Leaving your “birthplace” is a bit more of a hassle – at a time when many of us don’t live in our actual birthplace, this involves selling or subletting a house, transferring utilities, selling the car, cancelling your phone. You have a lot more local ties, there’s a lot more paperwork. This is also the level at which you say goodbye to your community, your shul, so it’s a bit more painful.
But leaving your family, your “father’s house” – well, that’s the really wrenching part, and it’s nowhere near as neat as packing up your household worth of stuff. There are loose ends you can never tie; old people you’ll never see again; young people it may be years before you meet again; stories you’ll never really know the end of (will they get the Eglinton Crosstown LRT built or not?!? well, okay, maybe that’s more city-oriented).

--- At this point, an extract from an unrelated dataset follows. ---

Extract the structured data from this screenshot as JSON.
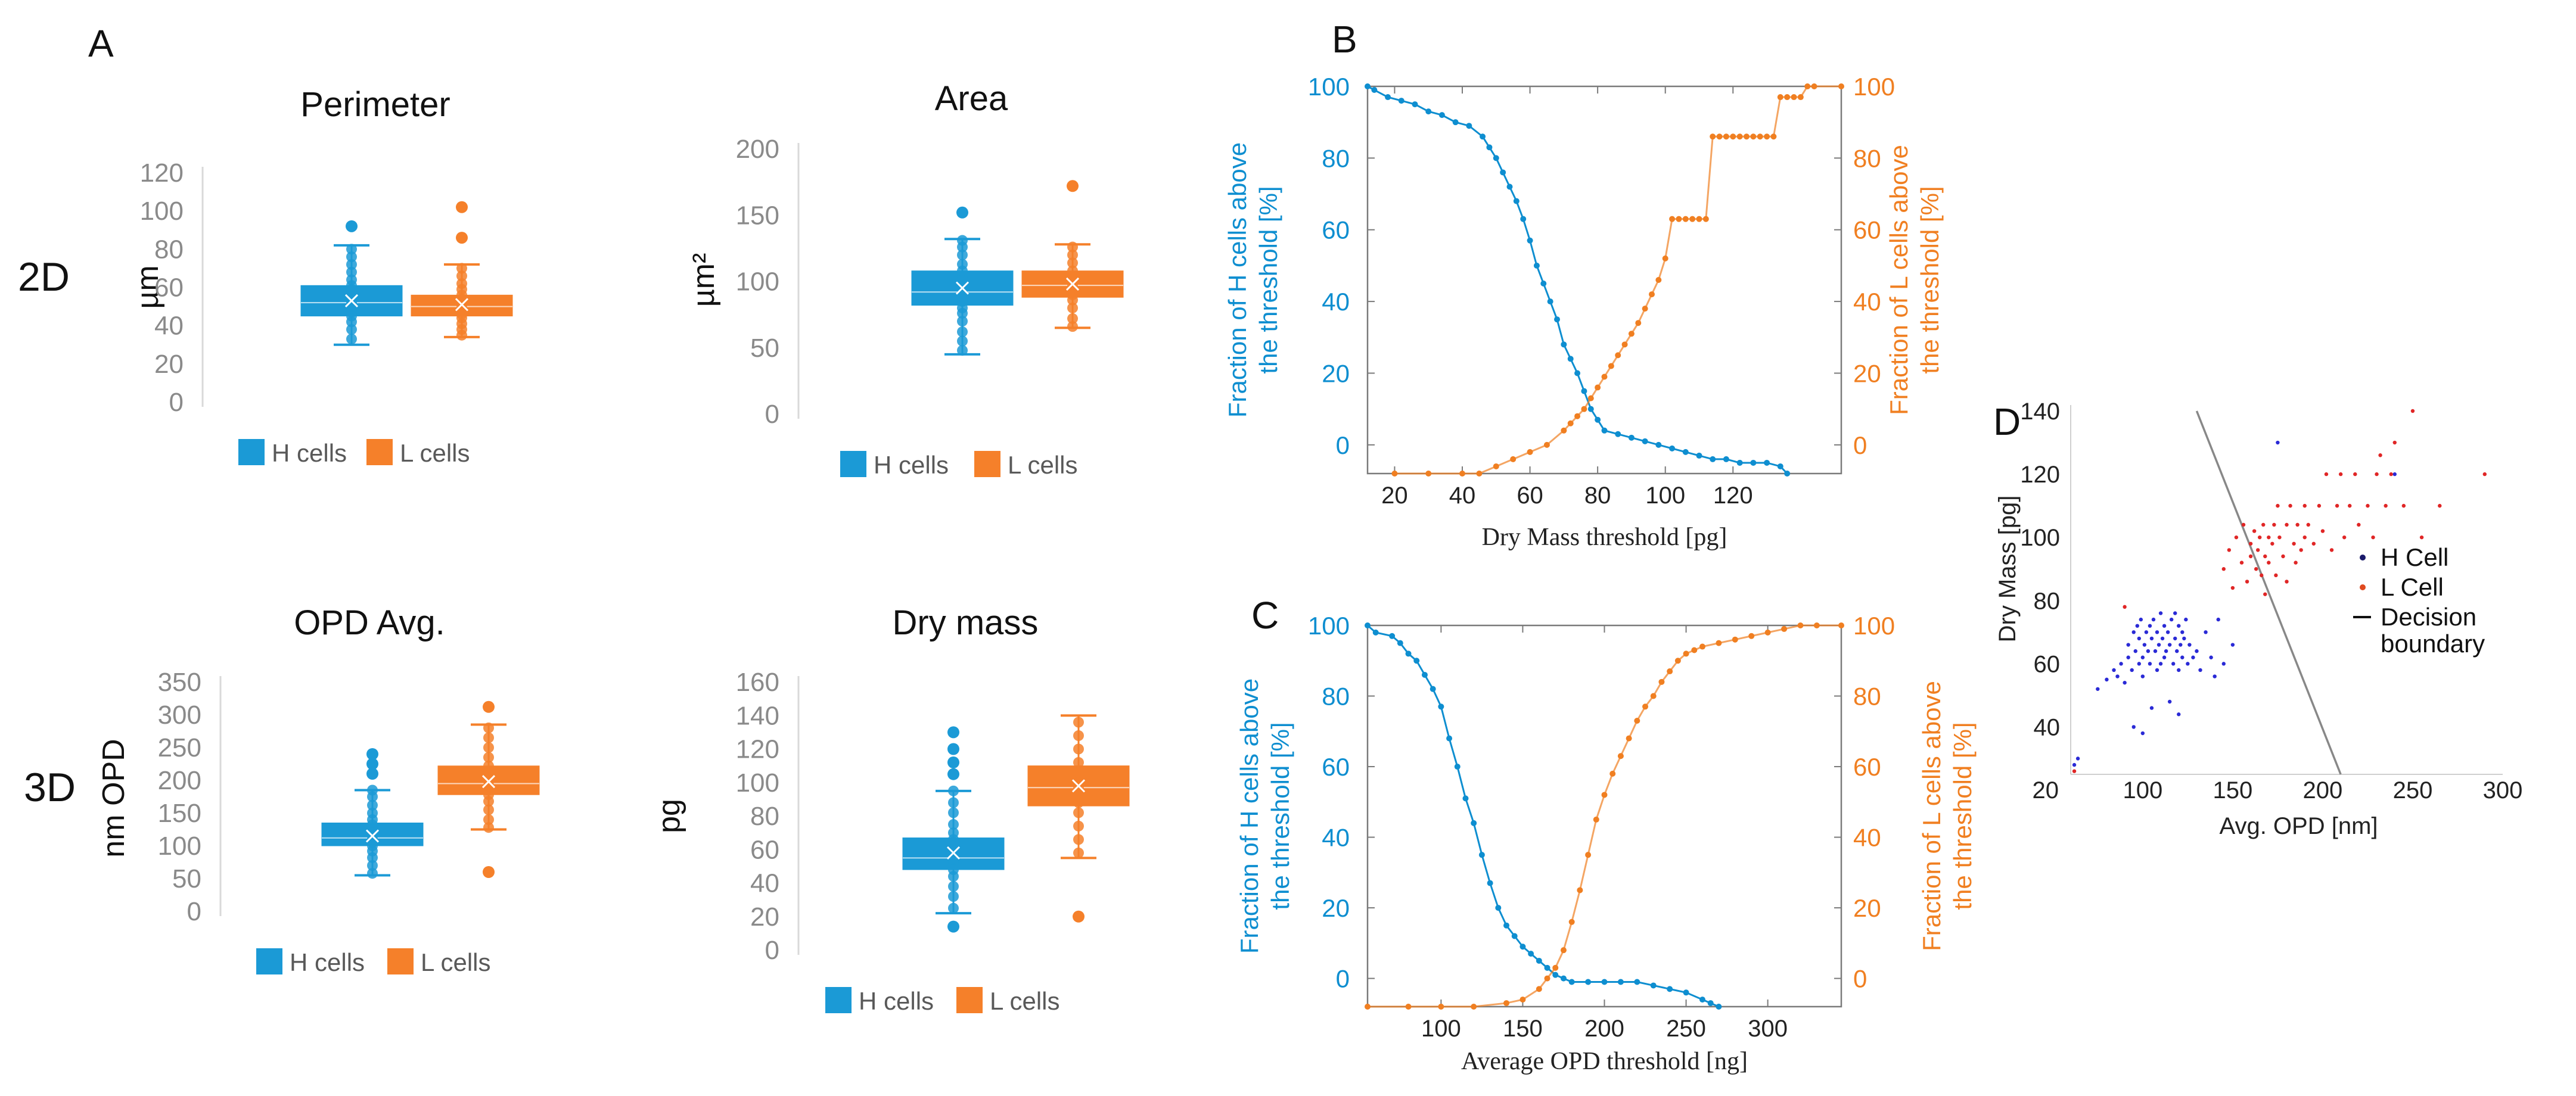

The comfort is that there are things like Skype and cheap long-distance phone service and facebook. It’s still expensive to fly, but it’s safe, and in so many ways, Israel has never been closer.
My great-grandparents never got to Israel; they would have needed to travel for weeks, maybe months, to get there, and the route would have been dangerous. If they arrived safely, it would take weeks for a letter to get back home letting everyone know they were okay. Or not okay, starving or malaria-stricken, I don’t know.
My grandmother told me that after she married my grandfather, they sent wedding pictures back to Nowy Korczyn (Neustadt), his hometown in Poland. They never got a reply – almost the entire family died in those fuzzy years of no contact, the black box that was WW2 Europe. But at least we know with a reasonable degree of certainty that that extent of losing-touch can never, will never happen again.
At least if I have anything to say about it.